The Royal Mail is a huge multibillion pound business whilst UKMail is a fraction of its size, yet the larger of the two is finding life much tougher in the fast changing world of e-commerce parcels, mail and last mile delivery.

Reported at the beginning of the month, UKMail’s annual results showed a business growing rapidly, driven by internet related business of several kinds. Revenue saw a 7% increase over the twelve months to March 31, whilst profits before tax leapt by 28.2%. The volume of business is generally very strong, with even the mail business seeing a 2% rise in volumes, although the real driver of the business is the e-commerce related parcels business.

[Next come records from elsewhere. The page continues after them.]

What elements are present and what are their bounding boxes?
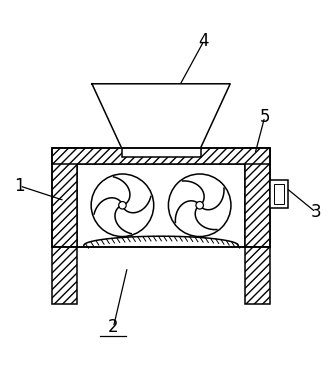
Bar: [77, 164, 245, 247]
Polygon shape: [92, 84, 230, 148]
Bar: [274, 184, 284, 204]
Text: 5: 5: [260, 108, 270, 126]
Text: 1: 1: [14, 177, 25, 195]
Bar: [52, 148, 77, 247]
Bar: [245, 247, 270, 304]
Text: 3: 3: [310, 203, 321, 221]
Bar: [52, 247, 77, 304]
Text: 2: 2: [108, 318, 119, 336]
Bar: [52, 148, 270, 164]
Bar: [52, 148, 270, 247]
Text: 4: 4: [199, 32, 209, 50]
Bar: [245, 148, 270, 247]
Bar: [270, 180, 288, 208]
Bar: [122, 148, 201, 157]
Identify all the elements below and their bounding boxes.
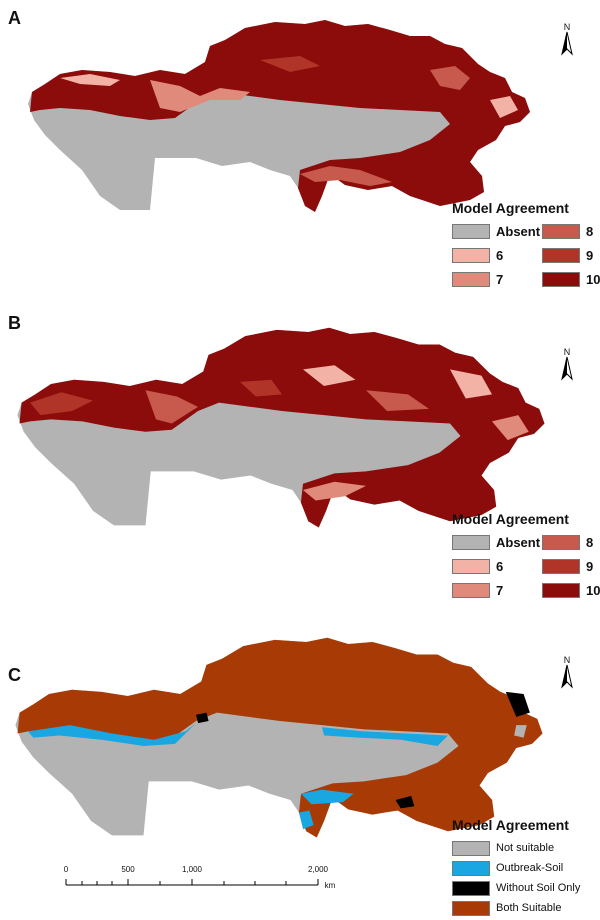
agreement-8-region xyxy=(365,390,429,411)
map-b xyxy=(17,327,545,528)
legend: Model Agreement Not suitable Outbreak-So… xyxy=(452,817,597,917)
legend: Model Agreement Absent 6 7 8 9 10 xyxy=(452,200,600,290)
map-c xyxy=(15,637,543,838)
agreement-9-region xyxy=(239,379,282,397)
legend-label: 9 xyxy=(586,559,594,574)
legend-label: 9 xyxy=(586,248,594,263)
legend-swatch-7 xyxy=(452,583,490,598)
legend-swatch-6 xyxy=(452,559,490,574)
legend-label: Absent xyxy=(496,535,541,550)
legend-swatch-9 xyxy=(542,559,580,574)
not-suitable-region xyxy=(514,725,527,738)
legend-swatch-10 xyxy=(542,272,580,287)
outbreak-soil-region xyxy=(27,723,196,746)
agreement-6-region xyxy=(60,74,120,86)
legend-label: 7 xyxy=(496,272,504,287)
legend-swatch-8 xyxy=(542,535,580,550)
agreement-8-region xyxy=(145,390,198,424)
legend-label: Outbreak-Soil xyxy=(496,862,564,874)
legend-swatch-not-suitable xyxy=(452,841,490,856)
legend-title: Model Agreement xyxy=(452,511,569,527)
scale-bar: 0 500 1,000 2,000 km xyxy=(63,865,336,905)
legend-label: 6 xyxy=(496,559,504,574)
north-arrow: N xyxy=(556,347,578,381)
legend-swatch-absent xyxy=(452,535,490,550)
agreement-8-region xyxy=(430,66,470,90)
outbreak-soil-region xyxy=(322,727,448,746)
panel-label: A xyxy=(8,8,21,28)
legend-label: 10 xyxy=(586,272,600,287)
legend-label: 10 xyxy=(586,583,600,598)
panel-label: C xyxy=(8,665,21,685)
legend-label: Not suitable xyxy=(496,842,555,854)
legend-label: Both Suitable xyxy=(496,902,562,914)
scale-tick-label: 2,000 xyxy=(307,865,329,874)
scale-unit: km xyxy=(324,881,336,890)
agreement-7-region xyxy=(150,80,250,112)
legend-swatch-6 xyxy=(452,248,490,263)
legend-label: 8 xyxy=(586,535,594,550)
without-soil-only-region xyxy=(195,712,209,724)
legend-swatch-8 xyxy=(542,224,580,239)
legend-label: 8 xyxy=(586,224,594,239)
agreement-6-region xyxy=(490,96,518,118)
map-a xyxy=(28,20,530,212)
north-arrow: N xyxy=(556,22,578,56)
agreement-9-region xyxy=(260,56,320,72)
without-soil-only-region xyxy=(505,691,530,717)
map-panel-a: A N Model Agreement Absent 6 7 8 9 10 xyxy=(0,0,600,300)
scale-tick-label: 500 xyxy=(121,865,135,874)
legend-swatch-outbreak-soil xyxy=(452,861,490,876)
legend-swatch-9 xyxy=(542,248,580,263)
map-panel-c: C N Model Agreement Not suitable Outbrea… xyxy=(0,615,600,920)
legend-label: Without Soil Only xyxy=(496,882,581,894)
legend-swatch-10 xyxy=(542,583,580,598)
legend-title: Model Agreement xyxy=(452,817,569,833)
scale-tick-label: 0 xyxy=(63,865,69,874)
legend-swatch-without-soil-only xyxy=(452,881,490,896)
agreement-6-region xyxy=(449,369,492,399)
legend-title: Model Agreement xyxy=(452,200,569,216)
agreement-6-region xyxy=(303,365,356,387)
without-soil-only-region xyxy=(395,795,415,809)
legend-swatch-7 xyxy=(452,272,490,287)
north-arrow: N xyxy=(556,655,578,689)
legend: Model Agreement Absent 6 7 8 9 10 xyxy=(452,511,600,601)
legend-label: 6 xyxy=(496,248,504,263)
legend-label: Absent xyxy=(496,224,541,239)
agreement-9-region xyxy=(29,392,93,416)
outbreak-soil-region xyxy=(298,810,314,830)
agreement-7-region xyxy=(491,415,529,441)
agreement-8-region xyxy=(300,166,392,186)
outbreak-soil-region xyxy=(301,789,354,805)
legend-swatch-absent xyxy=(452,224,490,239)
legend-swatch-both-suitable xyxy=(452,901,490,916)
scale-tick-label: 1,000 xyxy=(181,865,203,874)
agreement-7-region xyxy=(303,481,366,501)
legend-label: 7 xyxy=(496,583,504,598)
panel-label: B xyxy=(8,313,21,333)
map-panel-b: B N Model Agreement Absent 6 7 8 9 10 xyxy=(0,305,600,605)
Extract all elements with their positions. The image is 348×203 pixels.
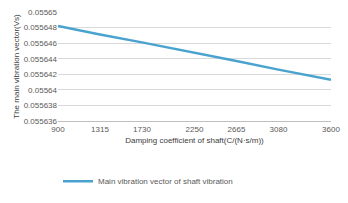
svg-text:2250: 2250 — [186, 125, 204, 134]
svg-text:2665: 2665 — [228, 125, 246, 134]
svg-text:0.055636: 0.055636 — [24, 117, 58, 126]
svg-text:3600: 3600 — [322, 125, 340, 134]
svg-text:0.055648: 0.055648 — [24, 23, 58, 32]
svg-text:Damping coefficient of shaft(C: Damping coefficient of shaft(C/(N·s/m)) — [125, 136, 264, 145]
svg-text:0.055646: 0.055646 — [24, 39, 58, 48]
svg-text:Main vibration vector of shaft: Main vibration vector of shaft vibration — [98, 177, 233, 186]
svg-text:0.05564: 0.05564 — [28, 86, 57, 95]
svg-text:0.05565: 0.05565 — [28, 8, 57, 17]
svg-text:900: 900 — [51, 125, 65, 134]
svg-text:0.055642: 0.055642 — [24, 70, 58, 79]
svg-text:1315: 1315 — [91, 125, 109, 134]
svg-text:The main vibration vector(Vs): The main vibration vector(Vs) — [12, 14, 21, 119]
svg-text:3080: 3080 — [270, 125, 288, 134]
svg-text:1730: 1730 — [133, 125, 151, 134]
svg-text:0.055644: 0.055644 — [24, 55, 58, 64]
svg-text:0.055638: 0.055638 — [24, 101, 58, 110]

The Royal Mail Group saw revenue up by 2%, while the core ‘UK Parcels, International and Letters’ also saw a rise in revenue of 2%. Operating profits for the group were up by 5%. The core ‘UK Parcels, International and Letters’ has been the driver of this profit increase over the past 12 months with e-commerce related parcel volumes up 4.5-5.5%, although mail volumes fell slightly. The big problem that Royal Mail faces is its size. It is spending huge amounts on ‘transformation costs’ to re-orientate its business to the market and improve its productivity. Yet it is also threatened by rivals ‘cherry-picking’ its business with TNT Post being the latest threat.

The contrast between Royal Mail and UKMail is that the latter has been able to exploit its moderate size to adapt to different market opportunities, jumping from Mail – where it uses Royal Mail’s trunking operations – into parcels, where it is just large enough to create economically attractive networks. In contrast Royal Mail is on the defensive, looking to the regulator to protect it from smaller competitors and apparently unable to use its economies of scale to drive-down unit costs. This has always been the problem with realising the potential of Royal Mail. The inertia of its enormous network makes the business slow to adapt and hard to manage in terms of costs.

Such is the risk of any business building a very large logistics infrastructure in order to gain economies of scale, something that a number of big businesses may face as the internet retail market evolves.